J’ai commencé le métier de marchand sur le tard, vers quarante ans. Enfant, j’étais fasciné par les objets que mon parrain ramenait du Gabon. Quand j’ai commencé à gagner ma vie, j’ai acheté des objets, des livres et j’ai beaucoup voyagé en Afrique, dans les villages, au contact des gens pour mieux apprendre. Mais surtout, il y a eu Arts d’Afrique noire, de Raoul Lehuard, ses publications étaient, et sont toujours, une mine de savoir et d’enseignement. Il avait le mérite d’être un homme intègre et passionné, j’ai tout appris de lui et lui en sais gré. J’ai donc commencé à comprendre à quoi étaient destinés ces objets et mon enthousiasme a décuplé. J’ai débuté en vendant aux marchands, puis j’ai fini par quitter mon travail et racheter la galerie d’Alain Schoffel, rue Guénégaud, en 1998. J’y suis resté dix-sept ans, avant de m’installer, en 2015, rue des Beaux-Arts.

Vous arrêtez-vous complètement ?

Non, je vais continuer de participer à quelques salons, comme Paris Tribal en avril et bien sûr, le Parcours des mondes en septembre. Et peut-être d’autres salons généralistes en Europe. Je présenterai des pièces que je n’ai jamais sorties. J’aime ce métier passionnément : les collectionneurs sont des gens extraordinaires, ils vivent dans leur monde de passion et vous le font partager.

Mais il va falloir trouver des pièces…

Depuis que je n’ai plus ma galerie, j’ai pu voyager et visiter des collections privées en Europe. J’ai eu ainsi la chance de trouver de belles pièces. Je le faisais déjà avant mais, maintenant, j’ai le temps. Le problème avec une galerie, c’est qu’il faut être présent sinon les clients se plaignent que vous êtes toujours fermé. Si c’est ouvert mais que vous mettez quelqu’un pour y travailler à votre place, on demande après vous…

Et en même temps, il y a moins de passage…

Oui. Depuis dix ans, chaque année, il y a un peu moins de monde. Mais voir beaucoup de monde n’est pas pour autant synonyme de vente.

Comment se porte le marché de l’art tribal ?

En tant que marchand, je voudrais toujours plus et je m’impatiente dans les moments creux. Mais quand je fais le bilan de fin d’année, je m’aperçois que ce n’est pas si mal. Quand on voit les résultats des ventes aux enchères en art tribal, des records sont battus chaque année. Il y a de nouveaux acheteurs qui arrivent sur notre marché, pas forcément des collectionneurs d’art tribal, mais plutôt des gens qui sont désireux d’avoir quelques pièces originales dans leur environnement. Ces personnes viennent de tous les horizons mais surtout de l’art contemporain. Nous avons déjà connu cela, il y a longtemps avec l’art moderne. Voilà la grande différence. En tout cas, je continue de croire à ce marché, les pièces rares seront toujours convoitées.

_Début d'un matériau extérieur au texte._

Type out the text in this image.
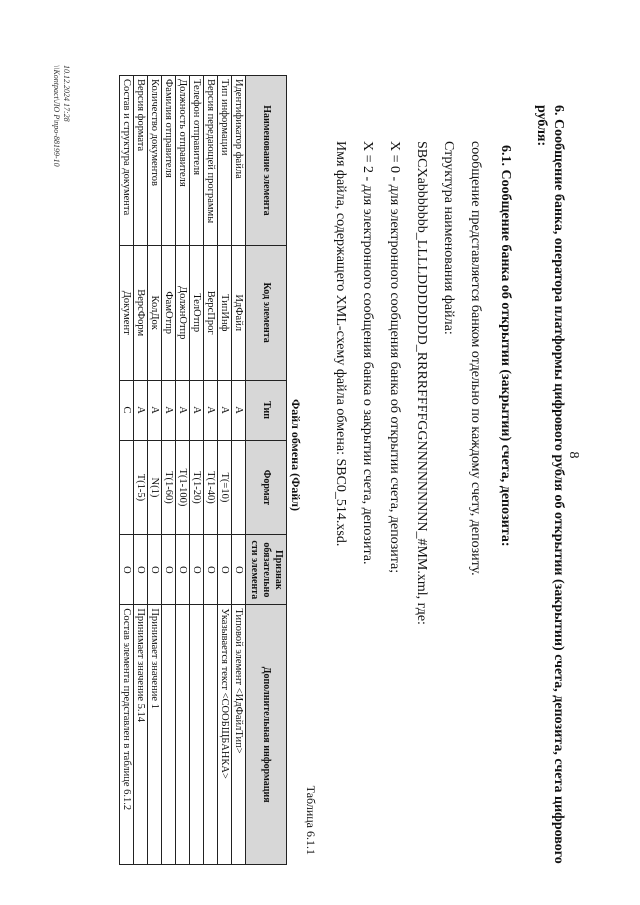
8
6. Сообщение банка, оператора платформы цифрового рубля об открытии (закрытии) счета, депозита, счета цифрового рубля:
6.1. Сообщение банка об открытии (закрытии) счета, депозита:
сообщение представляется банком отдельно по каждому счету, депозиту.
Структура наименования файла:
SBCXabbbbbbb_LLLLDDDDDDD_RRRRFFFFGGNNNNNNNNN_#MM.xml, где:
X = 0 - для электронного сообщения банка об открытии счета, депозита;
X = 2 - для электронного сообщения банка о закрытии счета, депозита.
Имя файла, содержащего XML-схему файла обмена: SBC0_514.xsd.
Таблица 6.1.1
Файл обмена (Файл)
Наименование элемента	Код элемента	Тип	Формат	Признак обязательно сти элемента	Дополнительная информация
Идентификатор файла	ИдФайл	А		О	Типовой элемент <ИдФайлТип>
Тип информации	ТипИнф	А	Т(=10)	О	Указывается текст <СООБЩБАНКА>
Версия передающей программы	ВерсПрог	А	Т(1-40)	О	
Телефон отправителя	ТелОтпр	А	Т(1-20)	О	
Должность отправителя	ДолжнОтпр	А	Т(1-100)	О	
Фамилия отправителя	ФамОтпр	А	Т(1-60)	О	
Количество документов	КолДок	А	N(1)	О	Принимает значение 1
Версия формата	ВерсФорм	А	Т(1-5)	О	Принимает значение 5.14
Состав и структура документа	Документ	С		О	Состав элемента представлен в таблице 6.1.2
10.12.2024 17:28
\\Kontpact\ЛО Р\про-88199-10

Vous l’avez souvent dit : il n’y a pas de renouvellement de la clientèle…

Oui, parce que pour les jeunes, ce n’est pas facile ! Et le renouvellement passe par eux. Dans toutes les branches d’activités, il faut une relève. Beaucoup d’étudiants passent dans nos galeries : nous voyons qu’ils s’intéressent à nos objets, à leur histoire. Ils posent des tas de questions et c’est un plaisir de leur répondre. Je leur souhaite d’avoir un bon métier plus tard pour assouvir leur passion.

Au Parcours des mondes, est-ce plus compliqué aujourd’hui ?

Le problème principal pour les marchands, c’est de trouver les pièces. Quand on fait le Parcours, il faut vraiment fournir un gros effort pour se démarquer et proposer une bonne thématique. Encore faut-il la trouver. Sinon, c’est difficile.

Est-ce que la question des restitutions des œuvres africaines a eu des répercussions sur votre activité ?

Non. En tout cas, je n’ai pas perdu de clients. Pour autant, je n’y suis pas indifférent et cela me préoccupe.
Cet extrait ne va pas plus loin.